Tonight's situation is incredibly puzzling. In President Trump's address to the nation just now, he effectively reread many of his recent social media posts out loud. Between threatening Iran's power plants, saying the Iran War would last 2-3 more weeks, and calling out NATO,… — The Kobeissi Letter (@KobeissiLetter) April 2, 2026
BTC logged intraday lows near $65,000 on the news, recording roughly 4% daily losses before recovering by a small margin. Gold and equities fell in tandem, too, in classic risk-off rotation. The U.S. dollar is now eyeing a breakout to yearly highs, and oil is strengthening on the same geopolitical cues. That combination has historically been a headwind for Bitcoin. The correlation between BTC and macro risk appetite is tightening at exactly the wrong moment. Discover: The best crypto to diversify your portfolio with Can BTC USD Price Hold $66,000 or Are New Lows Incoming?
The technical picture is deteriorating. RSI sits at 45, which is neutral on the surface, but declining, while the 50-day SMA has compressed to $7,0,700, and the 200-day SMA is at $84,700. It’s okay, but the daily chart has shifted to a strong sell configuration even as RSI avoids outright oversold territory. Immediate resistance at the aftermath sits in the $67,000–$69,000 zone, a range that has capped multiple recovery attempts. BTC has now rejected $69,000 at least once this week. Below current levels, the immediate target is $64,000 as the 1-week forecast low. A longer-term trendline dating back to 2017 sits beneath that, which could act as a final support before any structural breakdown. BTC USD, Tradingview One trader on TradingView captured the mood bluntly: “A lot of people are turning very bearish on Bitcoin, but I don’t think it’s time to be bearish.” Conviction on either side is thin right now. The oil-BTC relationship is the wildcard that could force the issue. Discover: The best pre-launch token sales Early-Mover With Upside Potential as BTC Tests Supports
Spot BTC may be grinding lower, but the infrastructure layer being built on top of Bitcoin is attracting capital that doesn’t care about short-term price action. If Bitcoin’s base layer is the store of value, the race is now on to build the execution layer. Bitcoin Hyper ($HYPER) is positioning itself at that intersection. Billed as the first-ever Bitcoin Layer 2 with Solana Virtual Machine (SVM) integration, the project delivers faster throughput than Solana, while inheriting Bitcoin’s security model.

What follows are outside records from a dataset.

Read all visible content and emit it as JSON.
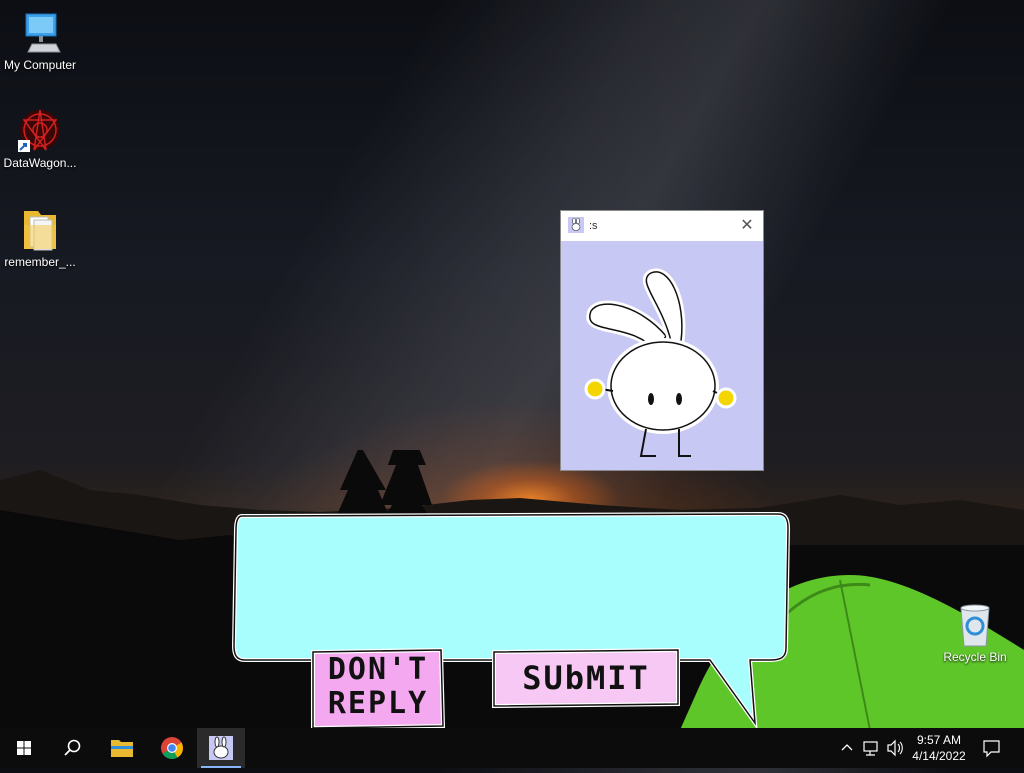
{
  "desktop": {
    "icons": [
      {
        "label": "My Computer",
        "icon": "computer-icon"
      },
      {
        "label": "DataWagon...",
        "icon": "datawagon-icon"
      },
      {
        "label": "remember_...",
        "icon": "folder-icon"
      },
      {
        "label": "Recycle Bin",
        "icon": "recycle-bin-icon"
      }
    ]
  },
  "popup": {
    "title": ":s",
    "close_icon": "close-icon",
    "background": "#c8c8f5"
  },
  "reply": {
    "value": "",
    "bubble_color": "#a8fdfd",
    "dont_reply_line1": "DON'T",
    "dont_reply_line2": "REPLY",
    "dont_reply_color": "#f4a8f0",
    "submit_label": "SUbMIT",
    "submit_color": "#f8c8f4"
  },
  "taskbar": {
    "start_icon": "windows-start-icon",
    "search_icon": "search-icon",
    "pinned": [
      "file-explorer-icon",
      "chrome-icon",
      "bunny-app-icon"
    ],
    "tray": [
      "chevron-up-icon",
      "network-icon",
      "volume-icon",
      "notification-icon"
    ],
    "time": "9:57 AM",
    "date": "4/14/2022"
  }
}
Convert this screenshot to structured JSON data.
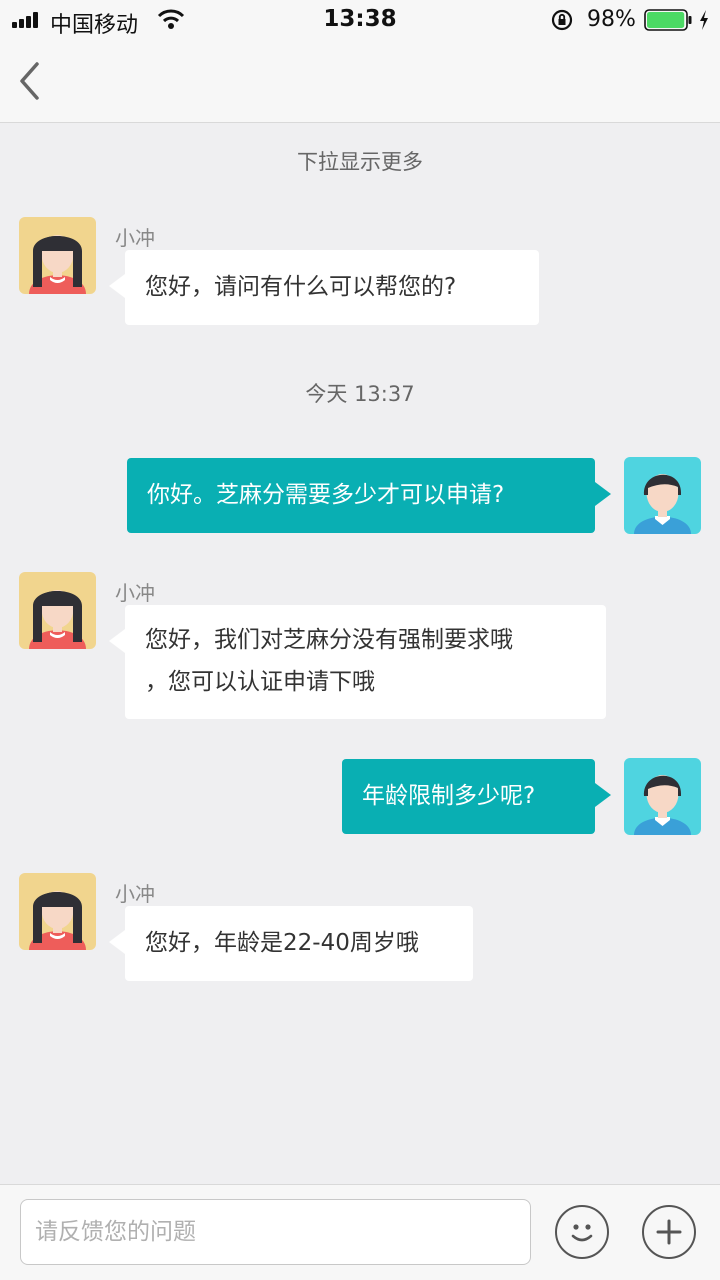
{
  "status_bar": {
    "carrier": "中国移动",
    "time": "13:38",
    "battery_percent": "98%",
    "battery_level": 0.98,
    "battery_color": "#4cd964"
  },
  "nav": {
    "back_icon": "chevron-left-icon"
  },
  "chat": {
    "pull_hint": "下拉显示更多",
    "time_separator": "今天 13:37",
    "messages": [
      {
        "direction": "in",
        "sender": "小冲",
        "text": "您好，请问有什么可以帮您的?"
      },
      {
        "direction": "out",
        "text": "你好。芝麻分需要多少才可以申请?"
      },
      {
        "direction": "in",
        "sender": "小冲",
        "lines": [
          "您好，我们对芝麻分没有强制要求哦",
          "，您可以认证申请下哦"
        ]
      },
      {
        "direction": "out",
        "text": "年龄限制多少呢?"
      },
      {
        "direction": "in",
        "sender": "小冲",
        "text": "您好，年龄是22-40周岁哦"
      }
    ]
  },
  "input_bar": {
    "placeholder": "请反馈您的问题",
    "emoji_icon": "smiley-icon",
    "plus_icon": "plus-icon"
  },
  "colors": {
    "outgoing_bubble": "#09afb3",
    "incoming_bubble": "#ffffff",
    "background": "#efeff1"
  }
}
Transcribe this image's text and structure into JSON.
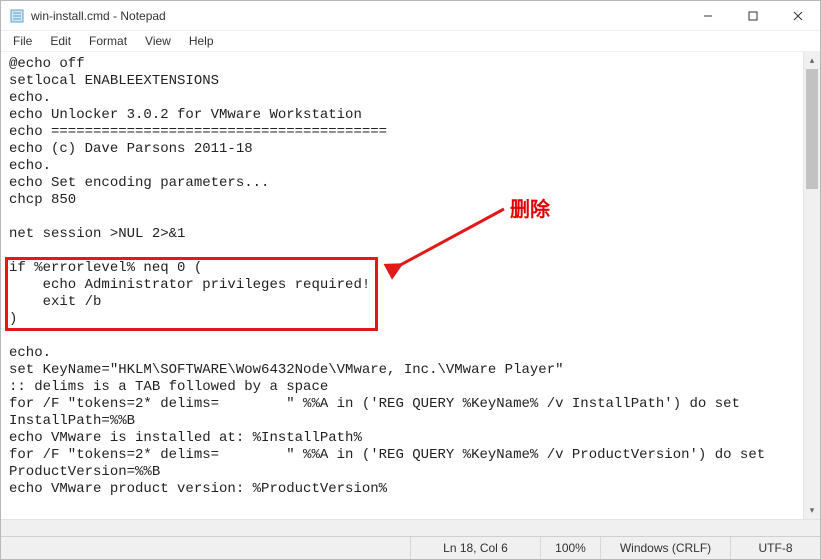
{
  "window": {
    "title": "win-install.cmd - Notepad",
    "icon_name": "notepad-icon"
  },
  "menu": {
    "file": "File",
    "edit": "Edit",
    "format": "Format",
    "view": "View",
    "help": "Help"
  },
  "editor": {
    "lines": [
      "@echo off",
      "setlocal ENABLEEXTENSIONS",
      "echo.",
      "echo Unlocker 3.0.2 for VMware Workstation",
      "echo ========================================",
      "echo (c) Dave Parsons 2011-18",
      "echo.",
      "echo Set encoding parameters...",
      "chcp 850",
      "",
      "net session >NUL 2>&1",
      "",
      "if %errorlevel% neq 0 (",
      "    echo Administrator privileges required!",
      "    exit /b",
      ")",
      "",
      "echo.",
      "set KeyName=\"HKLM\\SOFTWARE\\Wow6432Node\\VMware, Inc.\\VMware Player\"",
      ":: delims is a TAB followed by a space",
      "for /F \"tokens=2* delims=\t \" %%A in ('REG QUERY %KeyName% /v InstallPath') do set InstallPath=%%B",
      "echo VMware is installed at: %InstallPath%",
      "for /F \"tokens=2* delims=\t \" %%A in ('REG QUERY %KeyName% /v ProductVersion') do set ProductVersion=%%B",
      "echo VMware product version: %ProductVersion%"
    ]
  },
  "annotation": {
    "label": "删除"
  },
  "status": {
    "position": "Ln 18, Col 6",
    "zoom": "100%",
    "lineending": "Windows (CRLF)",
    "encoding": "UTF-8"
  }
}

The presale has raised more than $32 million at a current price of $0.0136, with staking bonus available at a high 36% APY. Key infrastructure includes a Decentralized Canonical Bridge for BTC transfers and ultra-low-latency smart contract execution that is targeting Bitcoin’s core limitations: slow finality, high fees, and zero programmability. As macro volatility compresses large-cap returns, early-stage infrastructure plays with genuine technical differentiation are drawing attention. For traders who want to explore the project further: Research Bitcoin Hyper here. This article is not financial advice. Crypto assets are highly volatile. Always conduct your own research before investing. The post BTC USD Price Could Break New Lows: U.S. Dollar and Oil Getting Stronger appeared first on Cryptonews.